Голубая линия | страница 43
Вообще, Башаеву можно было верить. Он был настоящим мастером своего дела, долго работал на крупнейших ленинградских заводах, выполнял сложнейшие электротехнические работы… Мастер. Его вызывали на помощь, когда требовалось поставить диагноз заболевшей машине и произвести операцию. Он был талантливым человеком и любил свое «электричество».
— Сделаем, Арам Михайлович, — еще раз повторил Башаев и ушел. Электрики работали день и ночь, без перерыва. Кто-нибудь недолго отдыхал, потом снова принимался за ремонт. Тогда шел отдыхать другой.
Когда все было готово, капитана пригласили на бак:
— Пойдемте, Арам Михайлович, будем пробовать.
Осторожно, сначала без нагрузки, почти не дыша, запустили мотор. Он работал. Принюхивались, прислушивались: не горит ли где-нибудь обмотка, нет ли нежелательных шумов. Потом потравили цепь и начали ее выбирать. Мотор тянул легко. Наконец дали полную нагрузку. Отдали якорь и выбрали его. Отдали еще раз и опять выбрали. Мотор работал безотказно.
— Ура! — закричали моряки. — Ура! Теперь все в порядке!
Оганов растроганно обнял Башаева и Шапкина:
— Спасибо, ребята! С такой командой, как у нас, ничего не страшно. Выйдем из любого затруднения, из любого шторма. Спасибо.
Все остальное было уже проще, хотя и требовало отличного знания морской практики. Надо было надставить правую якорную цепь, взяв кусок от левой, и приклепать к ней запасной якорь. Если помнить о том, что смычка цепи весила три с половиной тонны, а якорь шесть с половиной тонн, станет понятным, что и эта работа требовала большой сноровки. Но недаром на «Пушкине» плавал морской «ас» боцман Заяицкий.
«Александр Пушкин» ушел вовремя. Скоро в Монреаль привезли якорь, поднятый в Сан Пьер Микелоне. Теплоход еще долго плавал с мотором, отремонтированным Башаевым. До тех пор, пока на судно не прислали из Висмара новый. Да, с такой командой можно было плыть на край света…

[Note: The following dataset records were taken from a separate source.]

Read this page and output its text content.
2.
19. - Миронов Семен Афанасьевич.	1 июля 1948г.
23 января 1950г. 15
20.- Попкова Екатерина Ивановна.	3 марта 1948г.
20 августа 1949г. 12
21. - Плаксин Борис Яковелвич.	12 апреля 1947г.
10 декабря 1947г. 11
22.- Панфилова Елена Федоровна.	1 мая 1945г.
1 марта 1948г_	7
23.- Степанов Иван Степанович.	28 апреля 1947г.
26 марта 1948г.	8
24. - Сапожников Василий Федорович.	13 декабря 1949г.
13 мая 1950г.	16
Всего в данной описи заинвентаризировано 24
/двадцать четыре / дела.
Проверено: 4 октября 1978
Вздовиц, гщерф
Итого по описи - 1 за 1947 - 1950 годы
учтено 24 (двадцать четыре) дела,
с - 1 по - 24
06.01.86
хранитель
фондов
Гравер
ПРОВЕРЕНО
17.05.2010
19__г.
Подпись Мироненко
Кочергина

КОЛЯ ВОЗВРАЩАЕТСЯ НА СУДНО
— Арам Михайлович, не знаю, что и делать… Опять Домашев набезобразничал, — сокрушенно сказал старший помощник, докладывая капитану о судовых делах. — Второй случай. Помните, я вам говорил…
— Домашев? Такой высокий, красивый парень? Коля, кажется?

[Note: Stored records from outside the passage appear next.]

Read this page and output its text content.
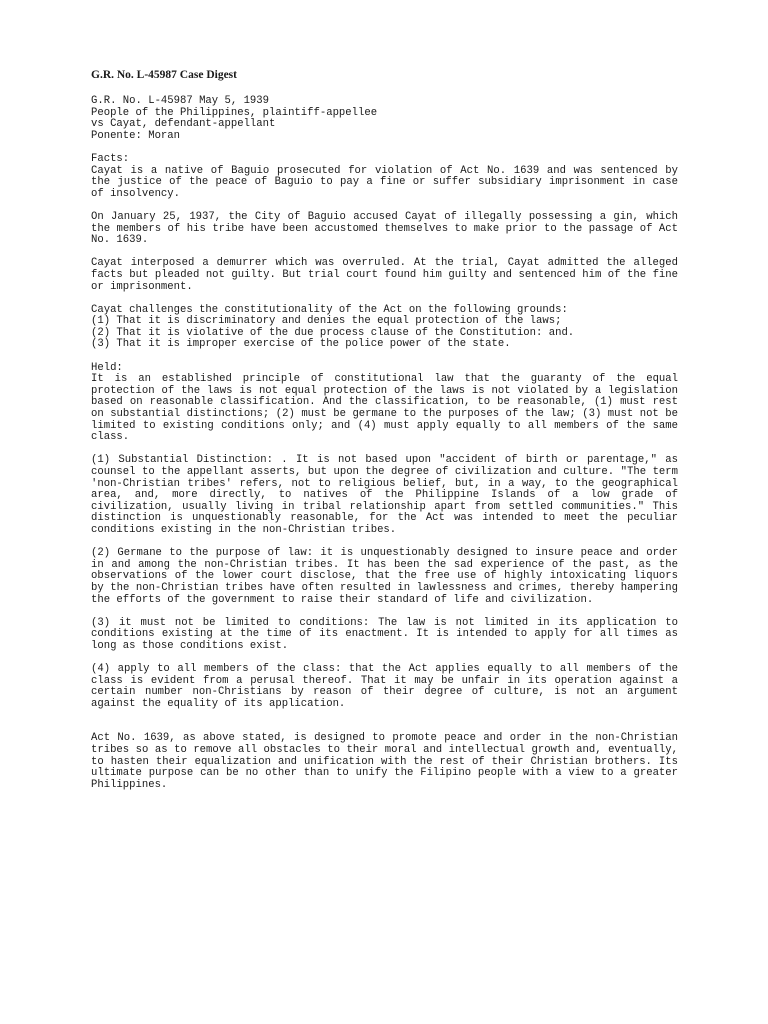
G.R. No. L-45987 Case Digest
G.R. No. L-45987 May 5, 1939
People of the Philippines, plaintiff-appellee
vs Cayat, defendant-appellant
Ponente: Moran
Facts:
Cayat is a native of Baguio prosecuted for violation of Act No. 1639 and was sentenced by the justice of the peace of Baguio to pay a fine or suffer subsidiary imprisonment in case of insolvency.
On January 25, 1937, the City of Baguio accused Cayat of illegally possessing a gin, which the members of his tribe have been accustomed themselves to make prior to the passage of Act No. 1639.
Cayat interposed a demurrer which was overruled. At the trial, Cayat admitted the alleged facts but pleaded not guilty. But trial court found him guilty and sentenced him of the fine or imprisonment.
Cayat challenges the constitutionality of the Act on the following grounds:
(1) That it is discriminatory and denies the equal protection of the laws;
(2) That it is violative of the due process clause of the Constitution: and.
(3) That it is improper exercise of the police power of the state.
Held:
It is an established principle of constitutional law that the guaranty of the equal protection of the laws is not equal protection of the laws is not violated by a legislation based on reasonable classification. And the classification, to be reasonable, (1) must rest on substantial distinctions; (2) must be germane to the purposes of the law; (3) must not be limited to existing conditions only; and (4) must apply equally to all members of the same class.
(1) Substantial Distinction: . It is not based upon "accident of birth or parentage," as counsel to the appellant asserts, but upon the degree of civilization and culture. "The term 'non-Christian tribes' refers, not to religious belief, but, in a way, to the geographical area, and, more directly, to natives of the Philippine Islands of a low grade of civilization, usually living in tribal relationship apart from settled communities." This distinction is unquestionably reasonable, for the Act was intended to meet the peculiar conditions existing in the non-Christian tribes.
(2) Germane to the purpose of law: it is unquestionably designed to insure peace and order in and among the non-Christian tribes. It has been the sad experience of the past, as the observations of the lower court disclose, that the free use of highly intoxicating liquors by the non-Christian tribes have often resulted in lawlessness and crimes, thereby hampering the efforts of the government to raise their standard of life and civilization.
(3) it must not be limited to conditions: The law is not limited in its application to conditions existing at the time of its enactment. It is intended to apply for all times as long as those conditions exist.
(4) apply to all members of the class: that the Act applies equally to all members of the class is evident from a perusal thereof. That it may be unfair in its operation against a certain number non-Christians by reason of their degree of culture, is not an argument against the equality of its application.
Act No. 1639, as above stated, is designed to promote peace and order in the non-Christian tribes so as to remove all obstacles to their moral and intellectual growth and, eventually, to hasten their equalization and unification with the rest of their Christian brothers. Its ultimate purpose can be no other than to unify the Filipino people with a view to a greater Philippines.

— Он самый. Матрос первого класса, — подтвердил старпом, снова удивляясь памяти капитана. Из трехсот тридцати членов экипажа Оганов знал почти всех по имени и фамилии.
— Что же он натворил?
— Выпивка на судне. А потом грубость. Когда я сделал ему замечание, он в недопустимом тоне начал со мною пререкаться. Ничто на него не действует. И на судовой комитет вызывали, и первый помощник с ним беседовал. Как об стенку горох! Может быть, вы с ним поговорите о его поведении… — Старпом порылся в папке с бумагами и положил на стол напечатанный на машинке листок: — Это мой рапорт.